Clinicians know to be more vigilant for uveal melanoma in blue-eyed patients, and this research helps explain the genetic associations that give rise to the elevated risk.

Clinicians know to be more vigilant for uveal melanoma in blue-eyed patients, and this research helps explain the genetic associations that give rise to the elevated risk. Photo: Jerome Sherman, OD, and Sherry Bass, ODClick image to enlarge.

In genetics, single-nucleotide polymorphisms (SNPs) are small variants in the code that can yield clues to inheritance patterns of any number of phenotypes. One SNP responsible for blue eye color—the G/G genotype of rs12913832 (HERC2)—is not only a genetic factor that influences the risk of uveal melanoma (UM) but is also connected to a worse prognosis. This is due to its association with an increased likelihood of developing high-risk UM, particularly those with monosomy of chromosome 3, according to findings from a study recently published in the journal Ophthalmology.

“Uveal melanoma is a rare disease, with the highest incidence in people with a fair skin and light eyes,” the study authors noted in their paper. “Eye color is largely genetically determined and defined by a set of SNPs. We set out to determine whether we could identify a SNP that is related to prognosis.”

In this analysis, researchers sequenced DNA from the peripheral blood mononuclear cells of 392 patients with uveal melanoma and acquired the genotype of six common eye color-related SNPs. They then compared clinical and histopathologic tumor characteristics, tumor chromosome status and patient survival in patients with different genotypes. The primary outcome measure of this study was uveal melanoma-related survival.

Click here to read a case that discusses the medicolegal risks involved in iris melanoma assessment. 

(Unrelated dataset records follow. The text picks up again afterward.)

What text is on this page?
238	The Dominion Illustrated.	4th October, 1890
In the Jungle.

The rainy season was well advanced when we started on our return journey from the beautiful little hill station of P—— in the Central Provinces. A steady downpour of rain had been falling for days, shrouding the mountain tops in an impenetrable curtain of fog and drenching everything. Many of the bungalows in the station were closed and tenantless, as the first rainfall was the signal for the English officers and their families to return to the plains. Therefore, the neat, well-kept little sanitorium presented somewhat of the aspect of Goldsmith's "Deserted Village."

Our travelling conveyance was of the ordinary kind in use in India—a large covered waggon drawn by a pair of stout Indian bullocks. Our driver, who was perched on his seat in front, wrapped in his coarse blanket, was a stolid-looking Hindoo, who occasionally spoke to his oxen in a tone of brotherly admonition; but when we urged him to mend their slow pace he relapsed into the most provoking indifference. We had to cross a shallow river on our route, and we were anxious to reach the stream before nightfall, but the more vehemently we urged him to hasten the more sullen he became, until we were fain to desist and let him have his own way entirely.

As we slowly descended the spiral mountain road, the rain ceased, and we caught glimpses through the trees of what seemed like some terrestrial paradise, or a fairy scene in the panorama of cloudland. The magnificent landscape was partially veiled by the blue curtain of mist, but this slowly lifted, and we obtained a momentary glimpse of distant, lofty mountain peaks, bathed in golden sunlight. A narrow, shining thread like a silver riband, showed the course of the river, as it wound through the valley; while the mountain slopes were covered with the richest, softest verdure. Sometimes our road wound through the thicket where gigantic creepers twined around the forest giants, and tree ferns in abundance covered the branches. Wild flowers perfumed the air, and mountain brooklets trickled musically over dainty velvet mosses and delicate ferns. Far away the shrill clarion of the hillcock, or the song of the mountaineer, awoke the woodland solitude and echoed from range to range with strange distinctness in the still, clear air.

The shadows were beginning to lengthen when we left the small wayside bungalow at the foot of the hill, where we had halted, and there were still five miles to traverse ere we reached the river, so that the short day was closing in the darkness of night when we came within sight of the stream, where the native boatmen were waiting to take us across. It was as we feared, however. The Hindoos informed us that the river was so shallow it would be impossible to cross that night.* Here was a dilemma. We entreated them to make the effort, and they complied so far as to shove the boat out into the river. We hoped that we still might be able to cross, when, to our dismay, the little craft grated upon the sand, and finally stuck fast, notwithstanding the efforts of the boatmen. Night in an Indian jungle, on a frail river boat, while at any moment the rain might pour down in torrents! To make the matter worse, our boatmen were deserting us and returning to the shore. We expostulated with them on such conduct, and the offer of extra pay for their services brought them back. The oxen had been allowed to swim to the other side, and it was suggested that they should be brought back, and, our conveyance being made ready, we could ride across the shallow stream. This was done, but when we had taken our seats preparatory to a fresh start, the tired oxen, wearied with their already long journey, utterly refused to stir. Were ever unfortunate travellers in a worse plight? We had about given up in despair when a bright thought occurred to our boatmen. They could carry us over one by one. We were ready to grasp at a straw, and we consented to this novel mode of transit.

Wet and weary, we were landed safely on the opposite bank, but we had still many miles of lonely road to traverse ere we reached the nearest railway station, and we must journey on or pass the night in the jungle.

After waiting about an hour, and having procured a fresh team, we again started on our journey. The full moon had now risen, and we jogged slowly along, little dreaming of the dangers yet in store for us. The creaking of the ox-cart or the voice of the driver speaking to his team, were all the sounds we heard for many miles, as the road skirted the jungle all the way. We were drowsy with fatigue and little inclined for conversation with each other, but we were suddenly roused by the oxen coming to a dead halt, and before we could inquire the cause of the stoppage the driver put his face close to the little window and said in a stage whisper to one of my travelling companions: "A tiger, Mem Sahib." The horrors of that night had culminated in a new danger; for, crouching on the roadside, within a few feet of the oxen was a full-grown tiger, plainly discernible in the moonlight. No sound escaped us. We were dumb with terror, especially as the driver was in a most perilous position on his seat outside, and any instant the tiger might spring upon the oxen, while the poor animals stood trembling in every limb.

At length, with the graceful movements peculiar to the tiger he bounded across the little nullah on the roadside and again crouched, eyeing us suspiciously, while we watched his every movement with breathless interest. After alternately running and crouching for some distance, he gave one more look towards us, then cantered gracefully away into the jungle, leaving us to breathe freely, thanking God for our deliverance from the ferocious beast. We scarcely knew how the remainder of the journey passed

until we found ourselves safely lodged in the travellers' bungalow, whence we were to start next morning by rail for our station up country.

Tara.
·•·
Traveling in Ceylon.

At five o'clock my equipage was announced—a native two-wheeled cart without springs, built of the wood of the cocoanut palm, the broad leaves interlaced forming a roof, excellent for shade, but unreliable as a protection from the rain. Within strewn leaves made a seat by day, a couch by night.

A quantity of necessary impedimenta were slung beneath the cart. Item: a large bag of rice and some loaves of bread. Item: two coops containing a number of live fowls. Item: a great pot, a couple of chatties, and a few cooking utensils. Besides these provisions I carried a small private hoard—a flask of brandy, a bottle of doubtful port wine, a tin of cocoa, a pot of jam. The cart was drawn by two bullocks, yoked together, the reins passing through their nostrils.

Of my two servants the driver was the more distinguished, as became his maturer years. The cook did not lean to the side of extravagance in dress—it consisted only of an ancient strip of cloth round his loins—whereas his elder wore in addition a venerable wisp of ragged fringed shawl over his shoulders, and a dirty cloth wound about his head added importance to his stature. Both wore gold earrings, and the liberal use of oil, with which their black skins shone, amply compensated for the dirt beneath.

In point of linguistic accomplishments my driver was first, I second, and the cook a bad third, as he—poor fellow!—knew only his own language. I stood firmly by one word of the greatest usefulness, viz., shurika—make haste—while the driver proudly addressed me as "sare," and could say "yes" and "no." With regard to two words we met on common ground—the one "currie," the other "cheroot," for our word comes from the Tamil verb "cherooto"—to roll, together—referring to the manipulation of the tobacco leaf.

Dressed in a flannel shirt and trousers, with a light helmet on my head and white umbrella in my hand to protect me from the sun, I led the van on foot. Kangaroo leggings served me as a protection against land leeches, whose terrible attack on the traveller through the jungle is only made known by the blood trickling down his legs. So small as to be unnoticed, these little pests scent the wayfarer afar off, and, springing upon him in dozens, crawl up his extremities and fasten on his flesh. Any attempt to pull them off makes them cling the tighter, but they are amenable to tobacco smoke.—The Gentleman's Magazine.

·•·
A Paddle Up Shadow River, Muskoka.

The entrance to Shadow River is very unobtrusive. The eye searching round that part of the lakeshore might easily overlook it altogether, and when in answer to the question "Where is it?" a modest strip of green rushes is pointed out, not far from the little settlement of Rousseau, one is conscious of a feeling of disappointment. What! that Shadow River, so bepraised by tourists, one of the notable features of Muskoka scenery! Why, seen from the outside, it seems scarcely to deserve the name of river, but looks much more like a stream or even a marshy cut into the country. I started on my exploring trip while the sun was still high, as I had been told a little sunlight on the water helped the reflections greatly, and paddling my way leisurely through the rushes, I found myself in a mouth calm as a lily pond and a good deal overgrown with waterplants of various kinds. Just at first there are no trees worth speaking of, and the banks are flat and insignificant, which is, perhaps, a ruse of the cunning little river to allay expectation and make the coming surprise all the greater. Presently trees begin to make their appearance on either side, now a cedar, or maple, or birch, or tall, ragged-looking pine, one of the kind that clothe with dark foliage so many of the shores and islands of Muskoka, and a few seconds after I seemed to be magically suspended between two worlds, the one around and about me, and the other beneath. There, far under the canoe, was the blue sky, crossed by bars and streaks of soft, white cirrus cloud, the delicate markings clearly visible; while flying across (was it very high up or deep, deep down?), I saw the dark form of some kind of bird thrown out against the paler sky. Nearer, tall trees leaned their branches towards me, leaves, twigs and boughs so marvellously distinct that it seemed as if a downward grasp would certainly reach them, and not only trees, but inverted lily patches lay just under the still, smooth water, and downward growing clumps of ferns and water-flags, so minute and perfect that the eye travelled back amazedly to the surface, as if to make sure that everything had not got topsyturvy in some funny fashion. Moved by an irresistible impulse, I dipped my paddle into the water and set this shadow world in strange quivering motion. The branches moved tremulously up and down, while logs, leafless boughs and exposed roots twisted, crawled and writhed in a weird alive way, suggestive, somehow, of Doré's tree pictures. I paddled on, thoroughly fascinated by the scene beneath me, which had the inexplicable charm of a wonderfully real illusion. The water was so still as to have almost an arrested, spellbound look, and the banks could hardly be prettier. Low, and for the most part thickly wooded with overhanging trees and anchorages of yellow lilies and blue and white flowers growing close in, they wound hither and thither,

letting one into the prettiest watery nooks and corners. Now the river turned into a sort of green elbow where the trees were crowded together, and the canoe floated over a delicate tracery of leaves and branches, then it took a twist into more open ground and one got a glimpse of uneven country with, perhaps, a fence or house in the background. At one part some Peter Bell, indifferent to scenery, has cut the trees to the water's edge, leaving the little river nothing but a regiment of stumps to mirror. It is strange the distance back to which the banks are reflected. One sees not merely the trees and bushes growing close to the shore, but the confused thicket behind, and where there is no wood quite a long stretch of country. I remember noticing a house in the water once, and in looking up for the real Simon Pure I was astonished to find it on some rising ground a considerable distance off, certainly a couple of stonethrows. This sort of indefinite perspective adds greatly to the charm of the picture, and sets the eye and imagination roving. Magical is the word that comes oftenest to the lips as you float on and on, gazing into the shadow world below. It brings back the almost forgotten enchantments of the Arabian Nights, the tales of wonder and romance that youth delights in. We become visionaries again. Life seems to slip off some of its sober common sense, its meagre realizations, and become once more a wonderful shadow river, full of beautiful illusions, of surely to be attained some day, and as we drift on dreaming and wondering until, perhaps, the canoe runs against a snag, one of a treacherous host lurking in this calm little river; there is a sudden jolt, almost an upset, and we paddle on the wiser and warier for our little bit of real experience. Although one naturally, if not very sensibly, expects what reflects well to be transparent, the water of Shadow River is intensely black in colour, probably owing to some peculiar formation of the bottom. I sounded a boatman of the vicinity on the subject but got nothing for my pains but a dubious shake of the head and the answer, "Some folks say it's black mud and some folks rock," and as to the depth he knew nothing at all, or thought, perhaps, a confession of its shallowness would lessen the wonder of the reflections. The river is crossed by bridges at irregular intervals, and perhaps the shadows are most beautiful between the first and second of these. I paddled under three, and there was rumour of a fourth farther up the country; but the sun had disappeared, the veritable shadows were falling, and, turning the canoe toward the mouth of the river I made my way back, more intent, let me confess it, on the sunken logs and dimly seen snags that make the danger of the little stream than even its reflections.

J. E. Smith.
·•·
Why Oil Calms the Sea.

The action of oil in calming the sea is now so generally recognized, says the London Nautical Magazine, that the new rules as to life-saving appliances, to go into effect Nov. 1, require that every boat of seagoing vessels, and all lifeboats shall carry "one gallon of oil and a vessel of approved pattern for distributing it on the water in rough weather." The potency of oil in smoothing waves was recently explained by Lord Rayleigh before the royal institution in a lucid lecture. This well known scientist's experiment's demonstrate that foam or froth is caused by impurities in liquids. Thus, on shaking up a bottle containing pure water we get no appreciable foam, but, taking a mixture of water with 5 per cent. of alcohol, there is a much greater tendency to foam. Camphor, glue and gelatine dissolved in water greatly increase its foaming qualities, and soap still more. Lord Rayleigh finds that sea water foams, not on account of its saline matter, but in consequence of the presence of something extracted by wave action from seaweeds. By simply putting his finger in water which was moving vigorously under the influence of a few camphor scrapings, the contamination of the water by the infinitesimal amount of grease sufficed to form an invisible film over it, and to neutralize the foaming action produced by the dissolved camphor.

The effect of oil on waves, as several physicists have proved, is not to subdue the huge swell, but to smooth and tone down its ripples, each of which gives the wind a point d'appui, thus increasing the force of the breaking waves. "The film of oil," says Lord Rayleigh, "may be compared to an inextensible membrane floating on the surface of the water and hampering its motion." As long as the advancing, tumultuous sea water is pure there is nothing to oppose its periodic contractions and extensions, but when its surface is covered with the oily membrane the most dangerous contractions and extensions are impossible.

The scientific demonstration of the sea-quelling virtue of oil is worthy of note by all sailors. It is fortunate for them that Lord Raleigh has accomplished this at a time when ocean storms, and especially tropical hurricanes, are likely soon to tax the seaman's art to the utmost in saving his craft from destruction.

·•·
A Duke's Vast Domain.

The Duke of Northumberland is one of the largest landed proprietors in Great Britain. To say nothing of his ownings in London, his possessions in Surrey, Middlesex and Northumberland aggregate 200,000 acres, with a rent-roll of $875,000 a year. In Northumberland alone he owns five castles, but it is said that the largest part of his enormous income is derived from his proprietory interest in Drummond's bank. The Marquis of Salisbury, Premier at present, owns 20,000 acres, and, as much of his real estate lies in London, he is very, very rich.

Among study participants, 307 (78%) had blue eyes, 74 (19%) brown eyes and 11 (3%) could not be assigned to either blue or brown. The 11 cases who could not be categorized as either blue or brown were excluded from analyses based on genetic eye color; however, these patients were included in analyses based on genotypes.

Data revealed that patients with a genetically blue eye color had a worse survival and those with the SNP in question “had a worse prognosis, which was related to more often having high-risk tumors (monosomy of chromosome 3) than patients with an A/G or A/A genotype,” the study authors reported.

“Our results show that HERC2 may not only be a genetic factor that influences the risk of developing a UM, but that specific HERC2 SNPs are linked to the development of risk factors related to survival. Whether this is a direct functional link remains to be established,” they concluded while discussing their research in Ophthalmology.

Gelmi MC, Houtzagers LE, Wierenga APA, et al. Survival in uveal melanoma patients is linked to genetic variation at HERC2 SNP rs12913832. Ophthalmology. September 7, 2024 [Epub ahead of print].